Sometimes a straggling English sailor will wander into this theatre; but not understanding it, he soon leaves it for the grog shop. A sailor is always a troublesome inmate of a theatre. Two of them were passing their remarks rather loudly, one evening: the audience laughed; but not so the police, for they handed the two poor fellows into the street. Jack swore that he had had many a row at the Liverpool and Portsmouth play-house, without being molested; and damned such liberty as that at Buenos Ayres. I got my weather-beaten countrymen away, seeing them inclined to resist; for unarmed men stand but a poor chance with a police of bayonets and swords.

Managers and actors quarrel in the new as well as in the old world. Velarde has had one or two disputes, and left the theatre. The audience insisted upon his return, and the manager was obliged to yield. The actor’s appearance, after these squabbles, is made a triumph by his friends; and the ladies in the cazuela throw bouquets, literally strewing the stage with flowers. These disagreements give rise to formal appeals to the public, from both parties, in the shape of printed addresses. In Velarde’s dispute, the manager had charged him with getting drunk. The actor indignantly denied this; but allowed that, on the 25th of May (the anniversary of their independence), he did get a little merry, broke glasses, and quarrelled with the landlord, in honour of the day, as every good patriot should do; and, in answer to a remark that had been made upon the graces of his person, he stated, that he did not possess Jacob’s ladder, to climb to heaven, and ask God why he was not made an Adonis.
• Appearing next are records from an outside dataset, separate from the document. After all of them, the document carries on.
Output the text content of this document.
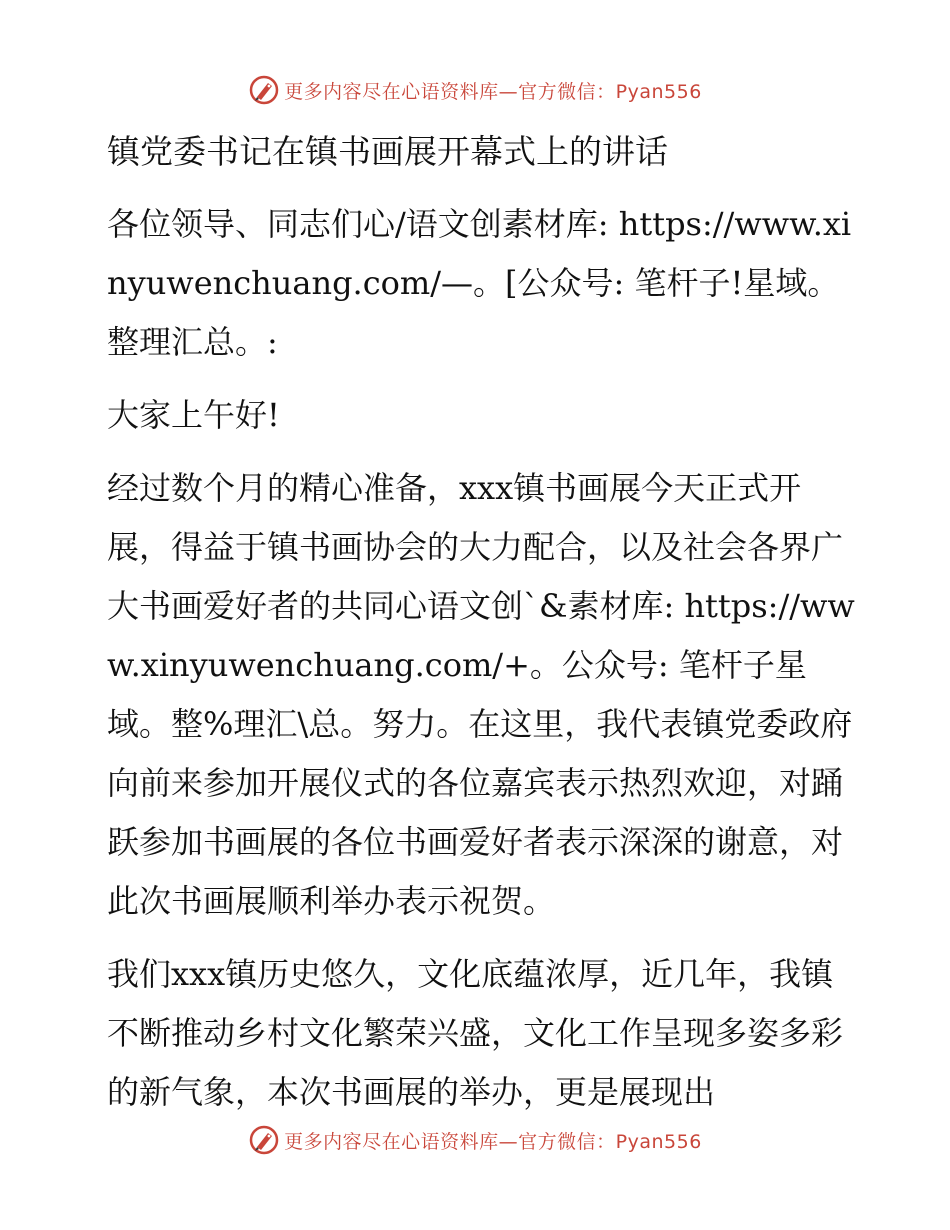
更多内容尽在心语资料库—官方微信：Pyan556
镇党委书记在镇书画展开幕式上的讲话

各位领导、同志们心/语文创素材库: https://www.xinyuwenchuang.com/—。[公众号: 笔杆子!星域。整理汇总。:

大家上午好!

经过数个月的精心准备，xxx镇书画展今天正式开展，得益于镇书画协会的大力配合，以及社会各界广大书画爱好者的共同心语文创`&素材库: https://www.xinyuwenchuang.com/+。公众号: 笔杆子星域。整%理汇\总。努力。在这里，我代表镇党委政府向前来参加开展仪式的各位嘉宾表示热烈欢迎，对踊跃参加书画展的各位书画爱好者表示深深的谢意，对此次书画展顺利举办表示祝贺。

我们xxx镇历史悠久，文化底蕴浓厚，近几年，我镇不断推动乡村文化繁荣兴盛，文化工作呈现多姿多彩的新气象，本次书画展的举办，更是展现出

更多内容尽在心语资料库—官方微信：Pyan556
A certain priest, Castañeda, having, in a publication, attacked the character of Doña Trinidad, for wearing upon the stage the portrait of a married gentleman (as he asserted), the lady absented herself from the theatre for some nights. On her re-appearance, she was greeted with applause; the audience reasoning, like our’s in the affair of Mrs. H. Johnstone and Braham, that the public have nothing to do with private character.
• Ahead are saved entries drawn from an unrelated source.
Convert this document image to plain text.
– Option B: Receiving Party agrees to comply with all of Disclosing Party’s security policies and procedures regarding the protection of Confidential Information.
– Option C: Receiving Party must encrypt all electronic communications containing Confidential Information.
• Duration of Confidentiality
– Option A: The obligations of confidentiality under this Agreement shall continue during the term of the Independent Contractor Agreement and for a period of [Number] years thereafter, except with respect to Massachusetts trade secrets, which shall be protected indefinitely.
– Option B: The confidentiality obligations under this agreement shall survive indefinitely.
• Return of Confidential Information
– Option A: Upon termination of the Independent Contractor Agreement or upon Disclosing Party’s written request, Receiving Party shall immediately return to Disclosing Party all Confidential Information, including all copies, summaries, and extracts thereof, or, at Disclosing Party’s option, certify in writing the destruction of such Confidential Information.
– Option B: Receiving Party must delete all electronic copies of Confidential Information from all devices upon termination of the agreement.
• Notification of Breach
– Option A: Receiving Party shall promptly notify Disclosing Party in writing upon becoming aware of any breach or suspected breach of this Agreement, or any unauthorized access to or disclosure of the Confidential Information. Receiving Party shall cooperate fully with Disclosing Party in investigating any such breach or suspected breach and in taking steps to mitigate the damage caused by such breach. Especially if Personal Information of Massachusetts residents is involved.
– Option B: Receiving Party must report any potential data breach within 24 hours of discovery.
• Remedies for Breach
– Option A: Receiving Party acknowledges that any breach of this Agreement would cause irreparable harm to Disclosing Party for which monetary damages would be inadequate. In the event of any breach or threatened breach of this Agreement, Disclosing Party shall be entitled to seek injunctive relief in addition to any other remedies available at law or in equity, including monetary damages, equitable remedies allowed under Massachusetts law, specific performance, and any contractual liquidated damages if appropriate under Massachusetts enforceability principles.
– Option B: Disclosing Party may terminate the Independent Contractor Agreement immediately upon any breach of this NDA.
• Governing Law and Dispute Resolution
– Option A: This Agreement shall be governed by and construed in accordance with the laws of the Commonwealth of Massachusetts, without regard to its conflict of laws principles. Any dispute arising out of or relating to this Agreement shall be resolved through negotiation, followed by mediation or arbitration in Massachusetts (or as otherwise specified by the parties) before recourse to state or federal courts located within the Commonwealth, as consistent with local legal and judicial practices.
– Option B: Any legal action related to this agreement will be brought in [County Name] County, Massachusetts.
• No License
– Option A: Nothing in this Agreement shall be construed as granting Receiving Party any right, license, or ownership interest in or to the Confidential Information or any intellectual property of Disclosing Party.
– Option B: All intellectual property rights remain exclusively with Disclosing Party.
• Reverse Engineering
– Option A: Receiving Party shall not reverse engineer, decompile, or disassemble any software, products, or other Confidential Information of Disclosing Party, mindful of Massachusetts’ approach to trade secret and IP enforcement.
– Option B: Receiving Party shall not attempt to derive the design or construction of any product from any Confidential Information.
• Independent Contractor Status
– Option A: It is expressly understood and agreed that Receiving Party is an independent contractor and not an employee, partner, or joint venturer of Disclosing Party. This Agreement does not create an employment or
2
Performers, at times, in Buenos Ayres, announce their own benefits—even the females. A lady will address the audience with all the earnestness so important an occasion demands, and will go round the house, delivering bills of the intended performance, couched in high-flown language, “To the immortal and respectable public of Buenos Ayres,” &c. &c. They know how to “bill the town,” as well as any English country manager. Previous to a benefit night, they have a custom of illuminating the front of the theatre, and exhibiting a transparency of the proposed representation;[7] with bonfires, rockets, and a band of music at the door. This has been ridiculed by one of the newspapers, but it still continues in a degree.
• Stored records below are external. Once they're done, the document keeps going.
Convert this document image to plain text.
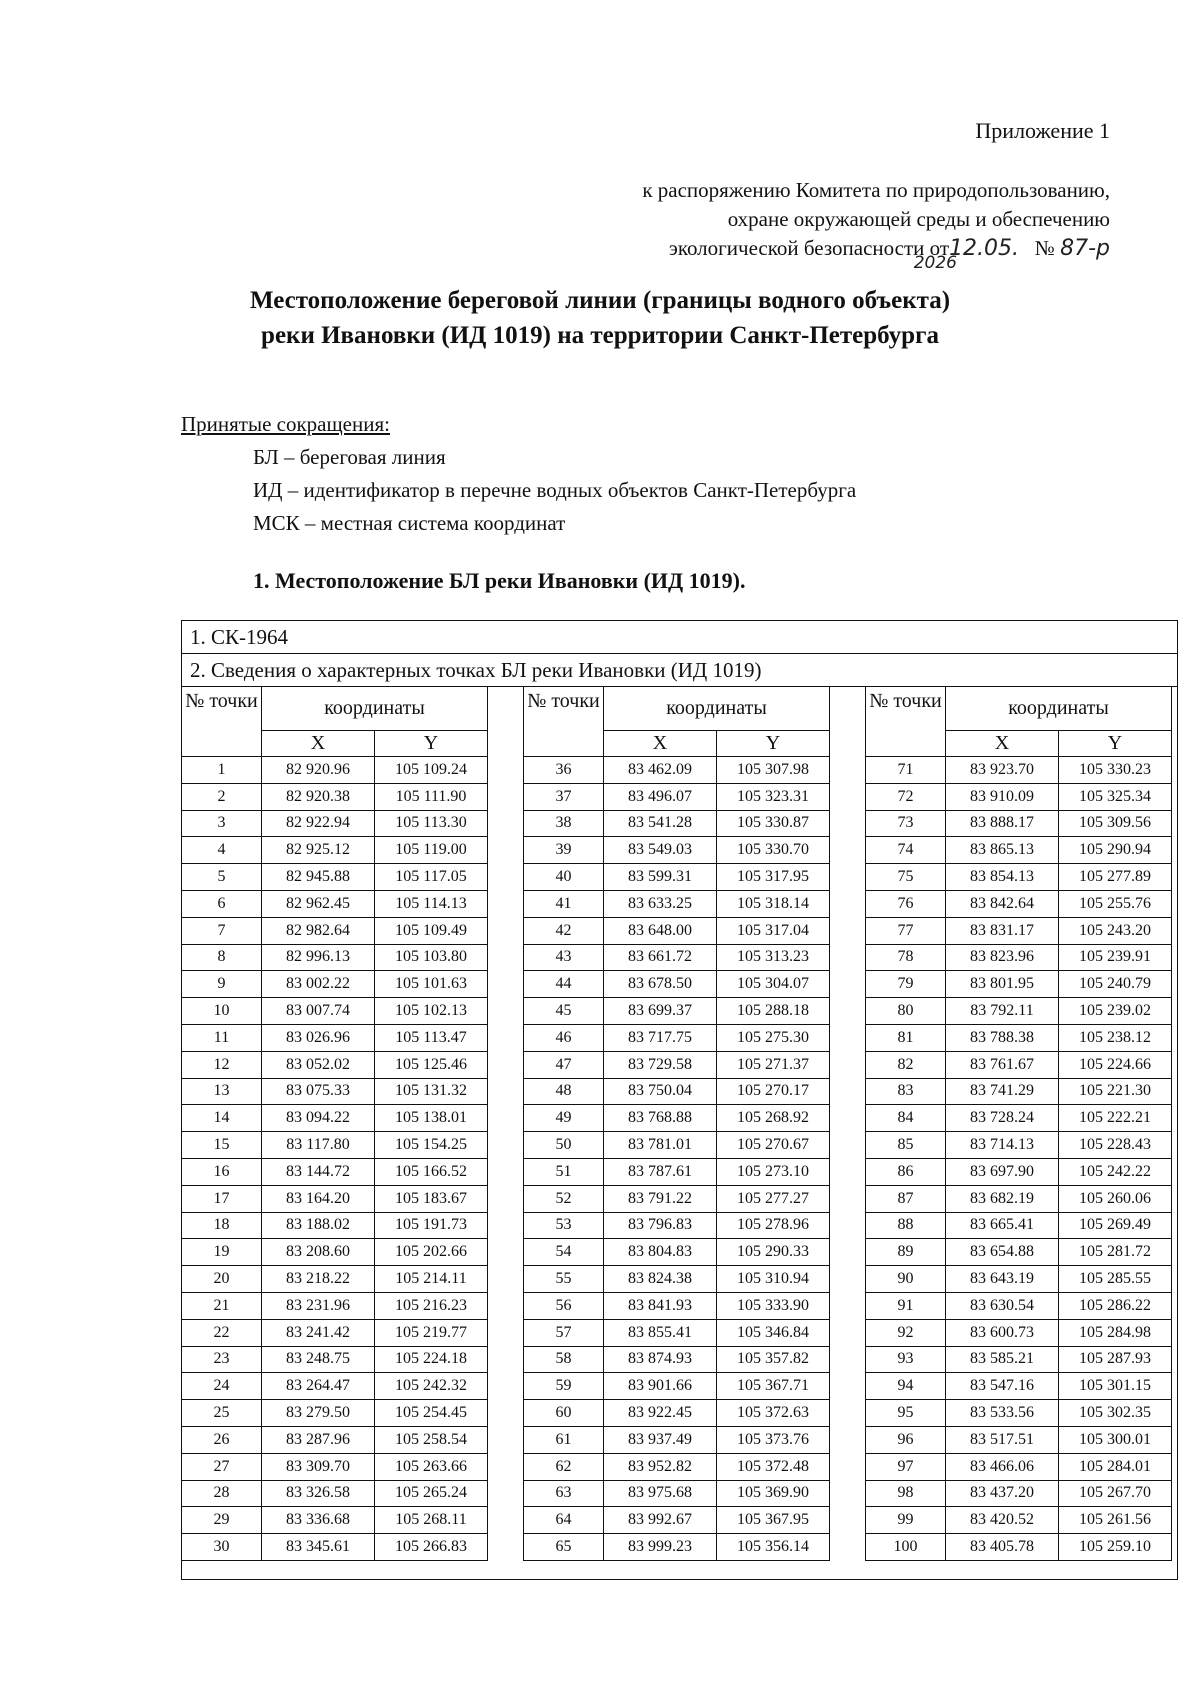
Приложение 1
к распоряжению Комитета по природопользованию,
охране окружающей среды и обеспечению
экологической безопасности от12.05. № 87-р
2026
Местоположение береговой линии (границы водного объекта)
реки Ивановки (ИД 1019) на территории Санкт-Петербурга
Принятые сокращения:
БЛ – береговая линия
ИД – идентификатор в перечне водных объектов Санкт-Петербурга
МСК – местная система координат
1. Местоположение БЛ реки Ивановки (ИД 1019).
1. СК-1964
2. Сведения о характерных точках БЛ реки Ивановки (ИД 1019)
№ точки	координаты	
	X	Y
1	82 920.96	105 109.24
2	82 920.38	105 111.90
3	82 922.94	105 113.30
4	82 925.12	105 119.00
5	82 945.88	105 117.05
6	82 962.45	105 114.13
7	82 982.64	105 109.49
8	82 996.13	105 103.80
9	83 002.22	105 101.63
10	83 007.74	105 102.13
11	83 026.96	105 113.47
12	83 052.02	105 125.46
13	83 075.33	105 131.32
14	83 094.22	105 138.01
15	83 117.80	105 154.25
16	83 144.72	105 166.52
17	83 164.20	105 183.67
18	83 188.02	105 191.73
19	83 208.60	105 202.66
20	83 218.22	105 214.11
21	83 231.96	105 216.23
22	83 241.42	105 219.77
23	83 248.75	105 224.18
24	83 264.47	105 242.32
25	83 279.50	105 254.45
26	83 287.96	105 258.54
27	83 309.70	105 263.66
28	83 326.58	105 265.24
29	83 336.68	105 268.11
30	83 345.61	105 266.83
№ точки	координаты	
	X	Y
36	83 462.09	105 307.98
37	83 496.07	105 323.31
38	83 541.28	105 330.87
39	83 549.03	105 330.70
40	83 599.31	105 317.95
41	83 633.25	105 318.14
42	83 648.00	105 317.04
43	83 661.72	105 313.23
44	83 678.50	105 304.07
45	83 699.37	105 288.18
46	83 717.75	105 275.30
47	83 729.58	105 271.37
48	83 750.04	105 270.17
49	83 768.88	105 268.92
50	83 781.01	105 270.67
51	83 787.61	105 273.10
52	83 791.22	105 277.27
53	83 796.83	105 278.96
54	83 804.83	105 290.33
55	83 824.38	105 310.94
56	83 841.93	105 333.90
57	83 855.41	105 346.84
58	83 874.93	105 357.82
59	83 901.66	105 367.71
60	83 922.45	105 372.63
61	83 937.49	105 373.76
62	83 952.82	105 372.48
63	83 975.68	105 369.90
64	83 992.67	105 367.95
65	83 999.23	105 356.14
№ точки	координаты	
	X	Y
71	83 923.70	105 330.23
72	83 910.09	105 325.34
73	83 888.17	105 309.56
74	83 865.13	105 290.94
75	83 854.13	105 277.89
76	83 842.64	105 255.76
77	83 831.17	105 243.20
78	83 823.96	105 239.91
79	83 801.95	105 240.79
80	83 792.11	105 239.02
81	83 788.38	105 238.12
82	83 761.67	105 224.66
83	83 741.29	105 221.30
84	83 728.24	105 222.21
85	83 714.13	105 228.43
86	83 697.90	105 242.22
87	83 682.19	105 260.06
88	83 665.41	105 269.49
89	83 654.88	105 281.72
90	83 643.19	105 285.55
91	83 630.54	105 286.22
92	83 600.73	105 284.98
93	83 585.21	105 287.93
94	83 547.16	105 301.15
95	83 533.56	105 302.35
96	83 517.51	105 300.01
97	83 466.06	105 284.01
98	83 437.20	105 267.70
99	83 420.52	105 261.56
100	83 405.78	105 259.10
The British are not great patrons to the theatre: they assign, as a cause, the want of attraction; but business, and their inclination to society among themselves, are perhaps the chief reasons of their neglect. There are, however, a number of Englishmen, who find relief from the cares of business, and are constant attendants at the theatre; some of them, without any fixed object, stroll about, earnestly gazing at the pretty girls, whom they designate by particular names. I have been much amused, when they have pointed out to me the different ladies, under their fixed appellations; as, Imogen, Euphrosyne, Discretion, Corinna, Zenobia, the Greeks, &c. One gentleman, Don Geronimo Salas, they have named the King, from his great likeness to George the Fourth of England. The resemblance is considerable; only that Don Geronimo is not so corpulent as his Majesty. It is not every day we see men with persons so corpulent as his Britannic Majesty and Don Geronimo: the former (national prejudice apart) does indeed look like a king; the latter is a very handsome man.

It is not uncommon to see infants a few months old, in the arms of their mothers, and slaves, at the play.